Le dossier Philippe Chabert continue de révéler ses zones d’ombre. Derrière l’infanticide qui a bouleversé le Maine-et-Loire au printemps 2025, une autre affaire judiciaire se dessine désormais : celle de la dernière compagne du quadragénaire, soupçonnée de ne pas avoir alerté les autorités alors qu’elle aurait eu connaissance du passage à l’acte.
L’affaire avait sidéré l’opinion publique lorsque ce paysagiste de 42 ans, avait revendiqué sur internet le meurtre de sa fille Emma, 13 ans, avant de tenter de se suicider. L’adolescente avait été retrouvée morte au domicile paternel de Mûrs-Erigné, près d’Angers, le 7 mai 2025.
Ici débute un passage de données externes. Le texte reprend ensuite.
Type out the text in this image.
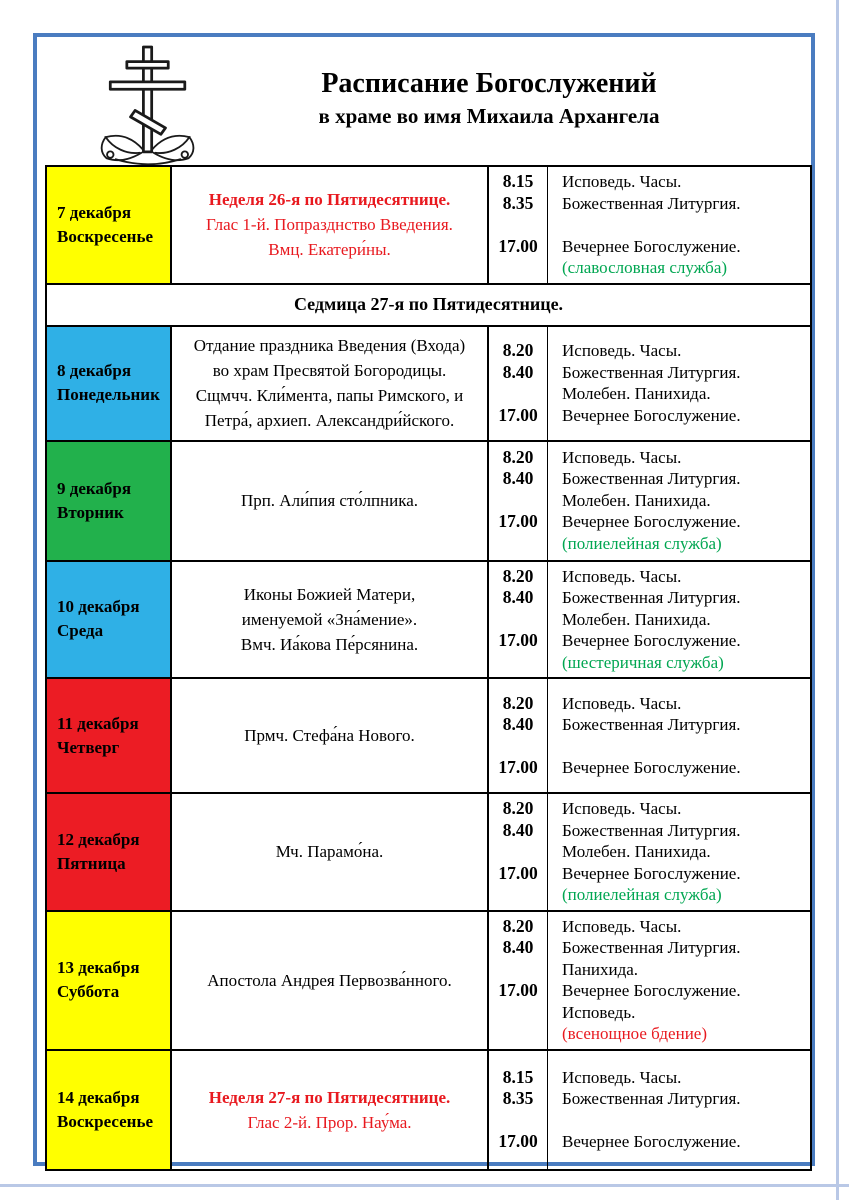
Расписание Богослужений
в храме во имя Михаила Архангела
7 декабря
Воскресенье
Неделя 26-я по Пятидесятнице.
Глас 1-й. Попразднство Введения.
Вмц. Екатери́ны.
8.15
8.35
17.00
Исповедь. Часы.
Божественная Литургия.
Вечернее Богослужение.
(славословная служба)
Седмица 27-я по Пятидесятнице.
8 декабря
Понедельник
Отдание праздника Введения (Входа)
во храм Пресвятой Богородицы.
Сщмчч. Кли́мента, папы Римского, и
Петра́, архиеп. Александри́йского.
8.20
8.40
17.00
Исповедь. Часы.
Божественная Литургия.
Молебен. Панихида.
Вечернее Богослужение.
9 декабря
Вторник
Прп. Али́пия сто́лпника.
8.20
8.40
17.00
Исповедь. Часы.
Божественная Литургия.
Молебен. Панихида.
Вечернее Богослужение.
(полиелейная служба)
10 декабря
Среда
Иконы Божией Матери,
именуемой «Зна́мение».
Вмч. Иа́кова Пе́рсянина.
8.20
8.40
17.00
Исповедь. Часы.
Божественная Литургия.
Молебен. Панихида.
Вечернее Богослужение.
(шестеричная служба)
11 декабря
Четверг
Прмч. Стефа́на Нового.
8.20
8.40
17.00
Исповедь. Часы.
Божественная Литургия.
Вечернее Богослужение.
12 декабря
Пятница
Мч. Парамо́на.
8.20
8.40
17.00
Исповедь. Часы.
Божественная Литургия.
Молебен. Панихида.
Вечернее Богослужение.
(полиелейная служба)
13 декабря
Суббота
Апостола Андрея Первозва́нного.
8.20
8.40
17.00
Исповедь. Часы.
Божественная Литургия.
Панихида.
Вечернее Богослужение.
Исповедь.
(всенощное бдение)
14 декабря
Воскресенье
Неделя 27-я по Пятидесятнице.
Глас 2-й. Прор. Нау́ма.
8.15
8.35
17.00
Исповедь. Часы.
Божественная Литургия.
Вечернее Богослужение.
Quelques jours plus tard, l’homme était mis en examen pour meurtre sur mineure de moins de 15 ans et placé en détention provisoire. Hospitalisé sous contrainte après sa tentative de suicide, il avait ensuite été transféré en prison. Fin juin 2025, il était retrouvé mort dans sa cellule de la maison d’arrêt de Nantes, dans ce qui apparaît comme un suicide.
Destruction de document, non-assistance à un mineur…
Mais l’histoire ne s’est pas arrêtée avec sa mort. Selon plusieurs éléments de l’enquête, la nouvelle compagne de Philippe Chabert aurait eu connaissance de ses intentions criminelles avant le drame. Les magistrats cherchent désormais à déterminer si elle disposait d’informations suffisamment précises pour empêcher le passage à l’acte ou alerter les secours.
Virginie L. a été mise en examen pour non-assistance à mineur de moins de 15 ans en danger, destruction de document en lien avec un crime et soustraction de document. Elle bénéficie aujourd’hui de la présomption d’innocence. ” J’ai été alerté de cette mise en examen il y a quelques jours “, confie Bertrand Salquain, avocat de Philippe Chabert.
Pour le conseil angevin, cette mise en examen est ” le souhait d’un magistrat de ne pas clôturer ce dossier par un simple non-lieu suivant le décès de l’auteur. La phrase écrite dans la lettre ne peut déduire clairement, de façon définitive, qu’il était en train de murir une tentative de meurtre et de suicide. Je trouve que cette analyse reste fragile. Le doute profite toujours à l’accusé donc il est difficile d’interpréter la lettre que Philippe Chabert a adressée à sa dernière compagne. Est-ce qu’une lettre d’adieu peut laisser présager une tentative de meurtre ? “, se demande l’avocat qui a consulté l’écrit en question.
L’observatoire indépendant du notariat seul héritier
Car derrière ce drame familial se cache aussi une obsession financière et successorale. Avant le meurtre de sa fille, le père de famille s’était fait connaître localement pour son combat acharné contre le notariat français. Sur son site internet et ses réseaux sociaux, il accusait des notaires de l’avoir ruiné et répétait que “les notaires l’avaient tué”.
L’homme affirmait être victime d’injustices liées à une succession familiale, un contentieux qui aurait nourri pendant des années sa dérive psychologique. Plusieurs proches décrivent un homme enfermé dans une logique paranoïaque, persuadé d’avoir été spolié.
Aujourd’hui, cette dimension patrimoniale revient brutalement au centre du dossier. Avec la disparition d’Emma, seule enfant du suspect, puis le suicide de Philippe Chabert, se pose désormais la question du devenir de ses biens et de ses éventuels droits successoraux.
Sa compagne, malgré sa mise en examen, aurait pu prétendre à certains actifs selon la nature de leur relation juridique et des dispositions prises avant le drame. Me Bertrand Salquain a été chargé d’executer son testament lors de sa première tentative de suicide.
” C’est finalement l’observatoire indépendant du notariat, que Philippe Chabert a créé en 2022 et qui compte de nombreux adhérents, qui sera seul légataire de son héritage. Si nous n’avions pas pu immatriculer cet observatoire à la préfecture, effectivement, sa dernière compagne aurait pu prétendre à un héritage”.
A noter que selon les dernières volontés du meurtrier présumé, ce dernier a demandé à son avocat angevin de terminer son livre et de le faire éditer avec ce titre accusateur : ” Les notaires m’ont tuer”.